The personal layer (`~/.claude/agents/<customer>-deploy.md`) is written
separately by each operator and is not part of the in-repo change set.
## Non-goals
- **Not a Claude Code "team".** The architecture, review, and release agents
work sequentially and do not message each other; a team would add the
experimental flag, more tokens, file-conflict risk, and no functional gain.
If `agnes-reviewer-*` ever needs to coordinate across four+ parallel reviews,
re-evaluate.
- **Not a pre-commit hook replacement.** Mechanical checks (CHANGELOG bullet
present, AI-attribution scan) could be a `pre-commit` hook in addition; the
reviewer agent provides judgment-level checks the hook cannot.
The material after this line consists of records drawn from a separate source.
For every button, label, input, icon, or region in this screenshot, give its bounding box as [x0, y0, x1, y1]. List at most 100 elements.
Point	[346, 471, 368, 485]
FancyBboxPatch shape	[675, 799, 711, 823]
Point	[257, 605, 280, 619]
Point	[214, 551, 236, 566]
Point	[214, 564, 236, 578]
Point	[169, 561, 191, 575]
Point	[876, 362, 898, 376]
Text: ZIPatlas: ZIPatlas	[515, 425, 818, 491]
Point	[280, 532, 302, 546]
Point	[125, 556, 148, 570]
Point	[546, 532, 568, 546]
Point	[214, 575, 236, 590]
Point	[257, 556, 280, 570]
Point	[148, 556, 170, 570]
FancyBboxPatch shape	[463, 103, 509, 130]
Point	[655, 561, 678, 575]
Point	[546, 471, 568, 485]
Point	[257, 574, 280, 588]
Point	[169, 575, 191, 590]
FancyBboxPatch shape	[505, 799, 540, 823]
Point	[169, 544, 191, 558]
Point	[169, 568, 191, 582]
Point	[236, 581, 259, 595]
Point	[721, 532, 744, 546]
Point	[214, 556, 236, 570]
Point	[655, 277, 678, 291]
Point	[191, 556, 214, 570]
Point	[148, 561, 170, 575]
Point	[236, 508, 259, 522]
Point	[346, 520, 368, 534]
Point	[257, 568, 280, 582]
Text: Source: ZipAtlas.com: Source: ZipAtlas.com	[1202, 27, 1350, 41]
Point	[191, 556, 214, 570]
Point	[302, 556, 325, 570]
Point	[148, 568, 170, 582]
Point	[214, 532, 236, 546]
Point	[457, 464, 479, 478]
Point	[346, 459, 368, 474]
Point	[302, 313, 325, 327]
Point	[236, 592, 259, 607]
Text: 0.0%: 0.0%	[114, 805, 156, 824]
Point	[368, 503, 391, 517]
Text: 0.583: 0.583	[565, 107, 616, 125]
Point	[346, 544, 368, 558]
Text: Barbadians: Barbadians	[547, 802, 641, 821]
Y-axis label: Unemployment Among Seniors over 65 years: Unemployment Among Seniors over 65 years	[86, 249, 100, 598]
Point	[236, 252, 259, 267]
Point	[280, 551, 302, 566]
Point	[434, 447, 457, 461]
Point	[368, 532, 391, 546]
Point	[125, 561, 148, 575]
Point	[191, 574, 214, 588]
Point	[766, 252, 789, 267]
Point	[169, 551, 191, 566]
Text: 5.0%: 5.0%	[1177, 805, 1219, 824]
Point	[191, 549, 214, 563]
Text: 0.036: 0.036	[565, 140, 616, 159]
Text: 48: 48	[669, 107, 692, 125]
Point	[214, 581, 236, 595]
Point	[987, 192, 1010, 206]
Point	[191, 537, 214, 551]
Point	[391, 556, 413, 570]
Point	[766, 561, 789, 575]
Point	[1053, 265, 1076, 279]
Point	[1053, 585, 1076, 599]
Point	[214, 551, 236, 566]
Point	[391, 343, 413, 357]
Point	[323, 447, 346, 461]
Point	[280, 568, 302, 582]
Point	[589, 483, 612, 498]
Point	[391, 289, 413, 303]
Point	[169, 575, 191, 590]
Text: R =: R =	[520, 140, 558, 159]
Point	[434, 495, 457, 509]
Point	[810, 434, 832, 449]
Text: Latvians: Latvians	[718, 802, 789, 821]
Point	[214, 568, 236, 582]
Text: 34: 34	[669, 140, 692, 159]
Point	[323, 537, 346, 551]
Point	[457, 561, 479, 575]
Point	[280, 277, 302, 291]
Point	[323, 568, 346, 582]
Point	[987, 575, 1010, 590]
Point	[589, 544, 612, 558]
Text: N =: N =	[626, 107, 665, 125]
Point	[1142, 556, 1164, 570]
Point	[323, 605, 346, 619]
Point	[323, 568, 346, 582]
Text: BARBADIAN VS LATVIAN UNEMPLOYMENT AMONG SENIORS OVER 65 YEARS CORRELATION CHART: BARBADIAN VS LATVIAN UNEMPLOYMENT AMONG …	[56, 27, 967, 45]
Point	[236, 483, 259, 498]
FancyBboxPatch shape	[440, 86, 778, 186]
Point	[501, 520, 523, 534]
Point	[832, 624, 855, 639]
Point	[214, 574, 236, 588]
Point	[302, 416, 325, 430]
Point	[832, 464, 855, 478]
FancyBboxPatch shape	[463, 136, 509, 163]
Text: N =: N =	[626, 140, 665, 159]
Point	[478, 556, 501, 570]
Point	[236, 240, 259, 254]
- **No auto-merge.** `agnes-releaser` never runs `gh pr merge`. Merge is a
visible, user-controlled action.
## Open questions
- **Auto-trigger reliability for knowledge skills.** Claude Code skill
auto-spawn is description-driven and not always reliable in large skill
catalogs. Mitigation: a one-line pointer at the top of `CLAUDE.md`
("when touching X, invoke skill Y") and explicit invocation in the main
agent's planning step. If reliability is still low after a few weeks, fall
back to a `SessionStart` hook that lists Agnes-specific skills as a reminder.
- **Schema migration as a separate skill?** `agnes-orchestrator` covers
`src/db.py` migration patterns. If migration gotchas grow (versioning beyond
`vN`, multi-step migrations, data backfills), split into a fifth skill
`agnes-schema-migration`.
## Implementation plan
The follow-up step is to invoke the `writing-plans` skill to turn this spec
into a sequenced implementation plan covering: skills first (lowest risk,
testable in isolation), then reviewers, then the releaser, then a CLAUDE.md
pointer. Personal layer lands separately, outside the repo.